Past marking in Gullah
Tracey Weldon
Fri. 2:00-4:05 B
This paper examines variation in the marking of past temporal reference in Gullah. To date, much of the literature on Gullah has consisted of descriptive analyses of its "basilectal" features. However, examination of the patterns of alternation in mesolectal Gullah should be of interest to the study of both English-based creole continua and modern-day African-American English (AAE) (believed by some creolists to have originally derived from a Gullah-like creole). This paper provides a quantitative analysis of 1,405 tokens of past marking extracted from data collected in McClellanville, Johns Island, and St.
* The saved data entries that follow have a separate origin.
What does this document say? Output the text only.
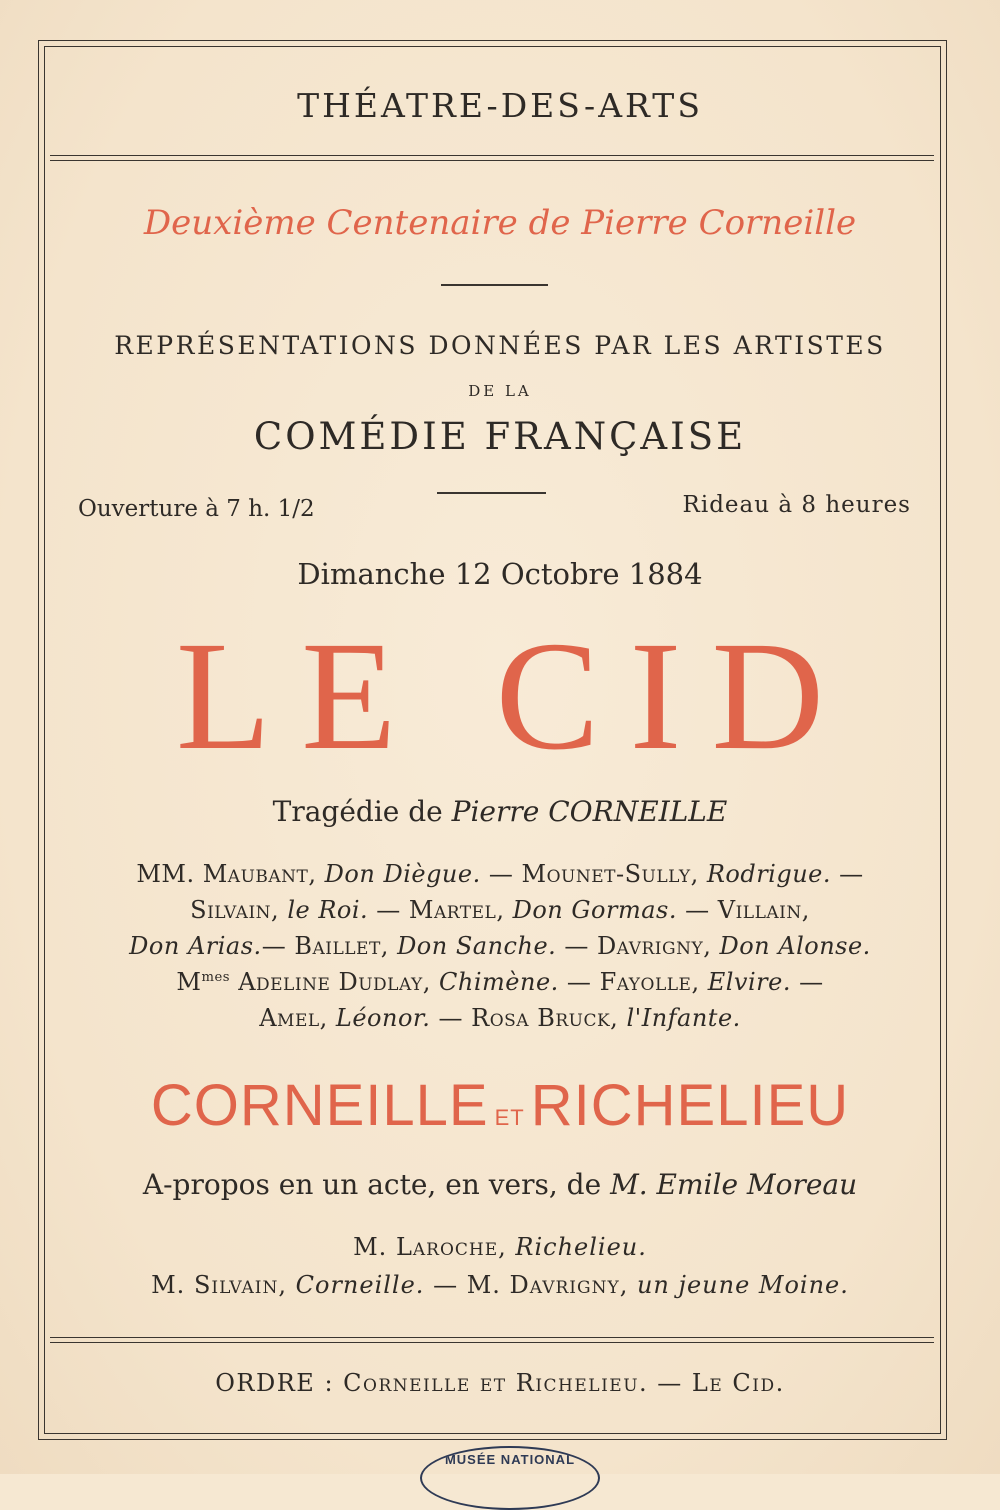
THÉATRE-DES-ARTS
Deuxième Centenaire de Pierre Corneille
REPRÉSENTATIONS DONNÉES PAR LES ARTISTES
DE LA
COMÉDIE FRANÇAISE
Ouverture à 7 h. 1/2	Rideau à 8 heures
Dimanche 12 Octobre 1884
LE CID
Tragédie de Pierre CORNEILLE
MM. Maubant, Don Diègue. — Mounet-Sully, Rodrigue. —
Silvain, le Roi. — Martel, Don Gormas. — Villain,
Don Arias.— Baillet, Don Sanche. — Davrigny, Don Alonse.
$M^{mes}$ Adeline Dudlay, Chimène. — Fayolle, Elvire. —
Amel, Léonor. — Rosa Bruck, l'Infante.
CORNEILLE ET RICHELIEU
A-propos en un acte, en vers, de M. Emile Moreau
M. Laroche, Richelieu.
M. Silvain, Corneille. — M. Davrigny, un jeune Moine.
ORDRE : Corneille et Richelieu. — Le Cid.
MUSÉE NATIONAL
Helena's Island, SC. The speakers are all members of rural working class communities and range in age from 14 to 104. Table 1 shows the distribution of the tokens observed.
Table 1. Strategies for indicating past temporal reference in Gullah
N %
Preverbal Particles 139 10
Unmarked Verbs 616 44
Past Inflected Verbs 650 46
The quantitative analysis focuses primarily on the alternation between unmarked and past inflected verbs as influenced by three main constraints, shown in Table 2.
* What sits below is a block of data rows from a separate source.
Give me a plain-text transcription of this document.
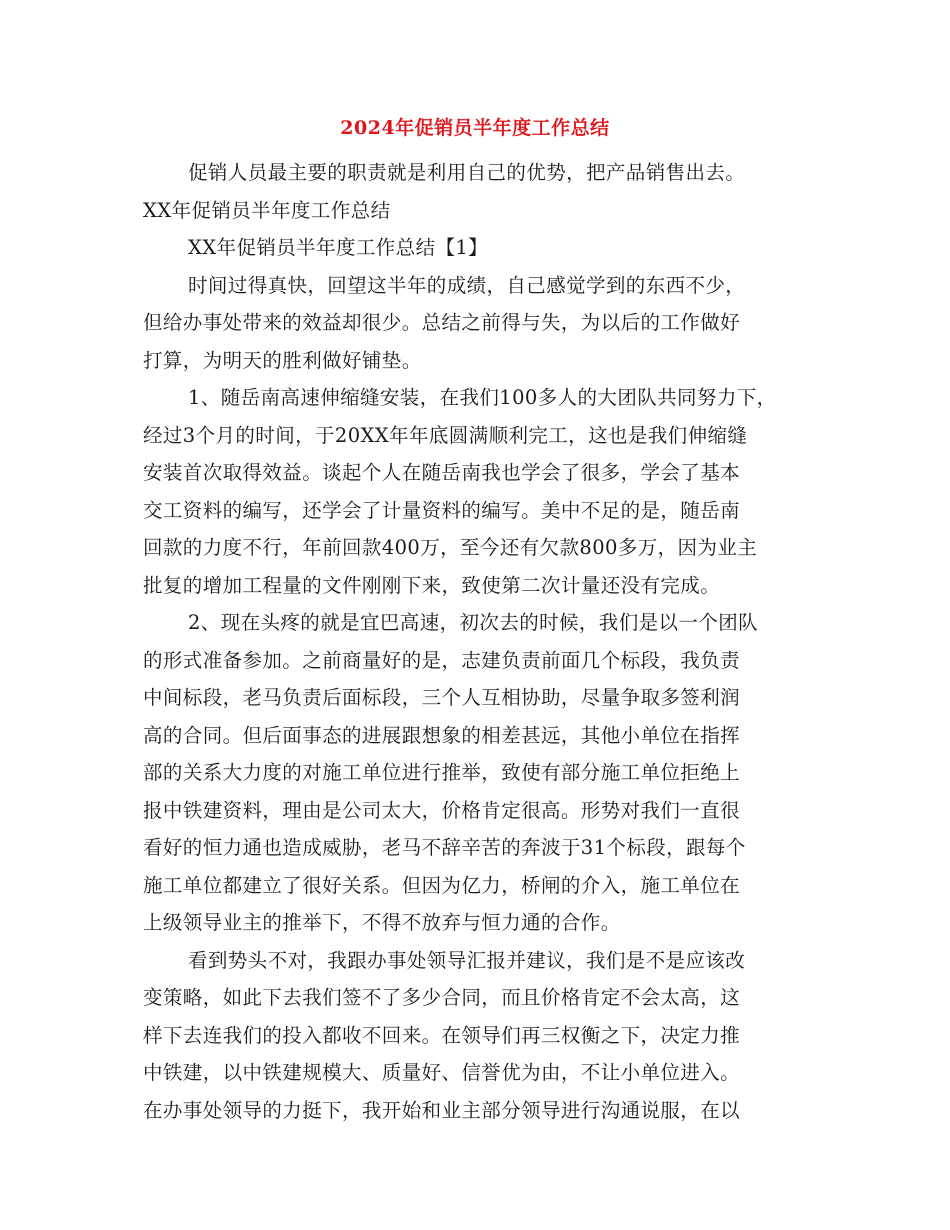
2024年促销员半年度工作总结
促销人员最主要的职责就是利用自己的优势，把产品销售出去。
XX年促销员半年度工作总结
XX年促销员半年度工作总结【1】
时间过得真快，回望这半年的成绩，自己感觉学到的东西不少，
但给办事处带来的效益却很少。总结之前得与失，为以后的工作做好
打算，为明天的胜利做好铺垫。
1、随岳南高速伸缩缝安装，在我们100多人的大团队共同努力下，
经过3个月的时间，于20XX年年底圆满顺利完工，这也是我们伸缩缝
安装首次取得效益。谈起个人在随岳南我也学会了很多，学会了基本
交工资料的编写，还学会了计量资料的编写。美中不足的是，随岳南
回款的力度不行，年前回款400万，至今还有欠款800多万，因为业主
批复的增加工程量的文件刚刚下来，致使第二次计量还没有完成。
2、现在头疼的就是宜巴高速，初次去的时候，我们是以一个团队
的形式准备参加。之前商量好的是，志建负责前面几个标段，我负责
中间标段，老马负责后面标段，三个人互相协助，尽量争取多签利润
高的合同。但后面事态的进展跟想象的相差甚远，其他小单位在指挥
部的关系大力度的对施工单位进行推举，致使有部分施工单位拒绝上
报中铁建资料，理由是公司太大，价格肯定很高。形势对我们一直很
看好的恒力通也造成威胁，老马不辞辛苦的奔波于31个标段，跟每个
施工单位都建立了很好关系。但因为亿力，桥闸的介入，施工单位在
上级领导业主的推举下，不得不放弃与恒力通的合作。
看到势头不对，我跟办事处领导汇报并建议，我们是不是应该改
变策略，如此下去我们签不了多少合同，而且价格肯定不会太高，这
样下去连我们的投入都收不回来。在领导们再三权衡之下，决定力推
中铁建，以中铁建规模大、质量好、信誉优为由，不让小单位进入。
在办事处领导的力挺下，我开始和业主部分领导进行沟通说服，在以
Table 2. Constraints on zero marking of past in Gullah.
Preceding Phonological Env. (for CD verbs only) N %
Stop 65 82
Nasal 9 82
Fricative 26 62
Liquid 16 64
Following Phonological Env. (for CD verbs only)
Consonant 57 75
Vowel 44 77
Pause 15 60
Verb Type
ED (stems ending in t/d) 27 71
VD (stems ending in vowel/glide) 29 66
CD (stems ending in other consonants) 116 73
DM (past marking by ablaut and affixation) 218 37
IRR (past marking by ablaut) 226 51
The results for preceding phonological environment resemble the typical sonority hierarchy, with less t/d marking after stops and nasals than after fricatives and liquids. By contrast, the figures for following phonological environment are the opposite of that typically found, with following vowels favoring the unmarked verb slightly more than following consonants. In the verb type category, Gullah resembles Trinidadian Creole (see Winford 1993), Jamaican Creole (see Patrick 1992), and AAE (see Fasold 1972) in showing the least marking with CD verbs. Unlike JC, however, Gullah marks irregular verbs (DM and IRR) more frequently than regular verbs, as observed for TC and AAE. The high percentages of zero marking in Table 2 suggest that past inflection is not the vernacular norm in the Gullah mesolect.
References
Fasold, R. 1972. Tense marking in Black English. Arlington, VA: Center for Applied Linguistics.
Patrick, P. 1991. Creoles at the intersection of variable processes: -t,d deletion and past marking in the Jamaican mesolect. Language variation and change 3 (2): 171-189.
Winford, D. 1992. Back to the past: the BEV/creole connection revisited. Language variation and change 4: 311-357.